“We encourage keepers across the UK to implement strong biosecurity practices now" - UK's CVOs.
The UK’s four chief veterinary officers have released a joint statement calling on poultry keepers to act now to reduce the risk of avian influenza this winter.
While the UK was recently declared free from avian flu, there have been 26 outbreaks in poultry and captive birds in the last year, and more than 300 outbreaks in wild birds.
The joint statement reads: “Avian flu is a continued threat to all poultry keepers, and as winter approaches we need to be ready for the increased risk of disease that migrating birds pose to our flocks.

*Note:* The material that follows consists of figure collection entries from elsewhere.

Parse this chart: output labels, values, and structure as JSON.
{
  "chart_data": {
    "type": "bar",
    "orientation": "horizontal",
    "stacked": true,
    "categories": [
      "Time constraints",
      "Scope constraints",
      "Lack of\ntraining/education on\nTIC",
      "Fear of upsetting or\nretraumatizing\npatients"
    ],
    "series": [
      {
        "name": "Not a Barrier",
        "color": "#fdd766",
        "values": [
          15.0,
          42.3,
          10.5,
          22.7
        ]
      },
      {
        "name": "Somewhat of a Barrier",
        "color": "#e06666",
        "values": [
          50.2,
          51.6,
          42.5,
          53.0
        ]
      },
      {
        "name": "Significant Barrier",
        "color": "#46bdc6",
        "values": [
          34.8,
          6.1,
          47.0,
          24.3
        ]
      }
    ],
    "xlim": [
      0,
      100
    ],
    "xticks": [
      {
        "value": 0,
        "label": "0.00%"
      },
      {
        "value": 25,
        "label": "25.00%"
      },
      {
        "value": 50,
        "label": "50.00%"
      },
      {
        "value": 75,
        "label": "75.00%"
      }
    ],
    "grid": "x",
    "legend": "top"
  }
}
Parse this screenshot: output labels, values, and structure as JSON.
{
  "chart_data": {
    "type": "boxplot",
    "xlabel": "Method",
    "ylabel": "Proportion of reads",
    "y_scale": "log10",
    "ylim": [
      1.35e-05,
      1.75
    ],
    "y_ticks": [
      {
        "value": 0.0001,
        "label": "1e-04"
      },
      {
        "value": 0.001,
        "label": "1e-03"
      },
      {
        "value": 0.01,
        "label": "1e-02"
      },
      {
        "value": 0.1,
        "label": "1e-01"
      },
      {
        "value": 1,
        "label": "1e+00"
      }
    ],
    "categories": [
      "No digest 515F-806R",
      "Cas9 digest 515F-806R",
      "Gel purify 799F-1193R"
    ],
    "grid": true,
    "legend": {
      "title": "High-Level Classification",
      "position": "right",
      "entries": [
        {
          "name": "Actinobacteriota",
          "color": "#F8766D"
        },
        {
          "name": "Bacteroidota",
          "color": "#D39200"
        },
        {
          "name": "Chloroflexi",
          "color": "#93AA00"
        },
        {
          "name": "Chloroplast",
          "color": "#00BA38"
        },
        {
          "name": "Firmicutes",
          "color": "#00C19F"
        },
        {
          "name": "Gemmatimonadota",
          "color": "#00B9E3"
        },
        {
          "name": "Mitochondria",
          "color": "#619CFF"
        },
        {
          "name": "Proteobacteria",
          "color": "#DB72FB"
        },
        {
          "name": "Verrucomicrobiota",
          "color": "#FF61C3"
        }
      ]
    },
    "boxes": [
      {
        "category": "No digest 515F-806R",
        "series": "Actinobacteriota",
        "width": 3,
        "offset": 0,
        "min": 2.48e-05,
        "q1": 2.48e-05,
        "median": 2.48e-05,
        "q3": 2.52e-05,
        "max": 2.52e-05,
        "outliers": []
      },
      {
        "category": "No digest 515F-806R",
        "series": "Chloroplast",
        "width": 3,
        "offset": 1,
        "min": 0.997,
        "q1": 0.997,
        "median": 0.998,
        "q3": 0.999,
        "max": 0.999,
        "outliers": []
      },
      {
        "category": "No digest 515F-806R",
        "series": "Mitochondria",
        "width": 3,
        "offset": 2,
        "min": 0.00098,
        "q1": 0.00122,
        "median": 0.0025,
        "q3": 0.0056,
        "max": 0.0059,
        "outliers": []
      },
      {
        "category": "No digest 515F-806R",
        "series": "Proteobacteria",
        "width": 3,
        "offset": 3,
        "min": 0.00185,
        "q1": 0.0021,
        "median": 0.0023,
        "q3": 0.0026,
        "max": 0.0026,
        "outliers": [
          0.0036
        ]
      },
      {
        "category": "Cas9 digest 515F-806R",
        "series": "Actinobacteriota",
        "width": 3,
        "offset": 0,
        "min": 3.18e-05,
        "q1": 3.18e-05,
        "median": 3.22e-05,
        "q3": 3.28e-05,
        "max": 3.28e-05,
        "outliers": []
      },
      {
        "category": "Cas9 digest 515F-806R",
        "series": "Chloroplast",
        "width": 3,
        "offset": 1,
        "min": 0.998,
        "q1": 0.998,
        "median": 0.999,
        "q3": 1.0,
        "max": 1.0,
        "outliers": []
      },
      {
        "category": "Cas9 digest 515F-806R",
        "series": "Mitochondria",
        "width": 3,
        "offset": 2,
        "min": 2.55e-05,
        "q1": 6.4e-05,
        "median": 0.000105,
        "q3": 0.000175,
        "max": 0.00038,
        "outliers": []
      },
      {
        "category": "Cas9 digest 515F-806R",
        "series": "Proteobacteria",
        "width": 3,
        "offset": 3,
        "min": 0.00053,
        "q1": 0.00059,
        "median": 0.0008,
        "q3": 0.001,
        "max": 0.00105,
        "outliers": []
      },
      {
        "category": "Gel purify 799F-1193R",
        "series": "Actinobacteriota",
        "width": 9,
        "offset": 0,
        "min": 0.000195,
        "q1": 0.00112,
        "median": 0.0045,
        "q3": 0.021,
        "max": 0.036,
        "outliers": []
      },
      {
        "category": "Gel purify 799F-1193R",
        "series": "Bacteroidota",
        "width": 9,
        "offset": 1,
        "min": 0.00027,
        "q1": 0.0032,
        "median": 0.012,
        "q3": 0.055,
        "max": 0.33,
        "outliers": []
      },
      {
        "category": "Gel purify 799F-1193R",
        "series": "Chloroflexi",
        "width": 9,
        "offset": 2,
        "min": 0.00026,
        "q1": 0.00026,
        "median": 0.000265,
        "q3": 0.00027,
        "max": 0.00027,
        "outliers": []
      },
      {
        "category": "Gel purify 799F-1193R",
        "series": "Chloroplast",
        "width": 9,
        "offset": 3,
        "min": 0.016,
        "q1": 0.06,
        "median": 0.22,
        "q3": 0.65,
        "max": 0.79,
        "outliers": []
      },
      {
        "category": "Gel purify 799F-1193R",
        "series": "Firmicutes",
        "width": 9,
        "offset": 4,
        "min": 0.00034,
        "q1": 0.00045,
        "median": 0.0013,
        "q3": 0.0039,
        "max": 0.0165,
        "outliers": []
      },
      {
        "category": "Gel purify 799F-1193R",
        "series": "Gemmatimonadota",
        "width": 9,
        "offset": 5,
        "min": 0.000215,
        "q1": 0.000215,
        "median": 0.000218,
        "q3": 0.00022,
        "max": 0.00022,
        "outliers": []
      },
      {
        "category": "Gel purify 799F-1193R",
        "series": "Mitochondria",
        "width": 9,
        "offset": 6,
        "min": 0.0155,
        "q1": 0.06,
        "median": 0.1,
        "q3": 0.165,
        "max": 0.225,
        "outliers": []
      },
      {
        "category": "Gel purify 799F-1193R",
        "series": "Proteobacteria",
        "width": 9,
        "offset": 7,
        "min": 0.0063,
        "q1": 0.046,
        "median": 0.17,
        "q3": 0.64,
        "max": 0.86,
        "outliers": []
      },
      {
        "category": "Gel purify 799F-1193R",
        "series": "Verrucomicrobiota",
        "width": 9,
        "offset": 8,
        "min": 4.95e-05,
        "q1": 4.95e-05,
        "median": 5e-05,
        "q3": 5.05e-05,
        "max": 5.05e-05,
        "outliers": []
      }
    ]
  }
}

“We encourage keepers across the UK to implement strong biosecurity practices now, including regular shed maintenance checks, cleaning and disinfecting footwear and signing up for our email and text alerts. Making these tasks a regular fixture of your disease control plans now will make a significant difference in the fight against avian flu this winter and for years to come.”
With winter approaching, the risk of migratory wild birds infecting domestic poultry increases, making it critical for poultry farmers and bird keepers to improve biosecurity standards.
To mitigate the impact of avian flu in the UK, vets are urging poultry keepers to regularly clean and disinfect any hard surfaces, keep chickens and turkey separate from ducks and geese, and contact regular maintenance checks on their sheds. Other measures include drawing up contingency plans for storing bedding and dealing with pests and putting fencing around outdoor areas where birds are allowed.
British Hen Welfare Trust founder Jane Howorth also called on those that keep hens as pets to prepare for the winter months:
“For those of us that enjoy keeping a few pet hens in our gardens, now is the time to start gearing up to protect them during the migration season when avian flu becomes more of a threat,” she said. “It’s no more taxing than having to book any other family pet in for an annual health check, but is so important both for the safety of your own birds as well as that of the national commercial flock.”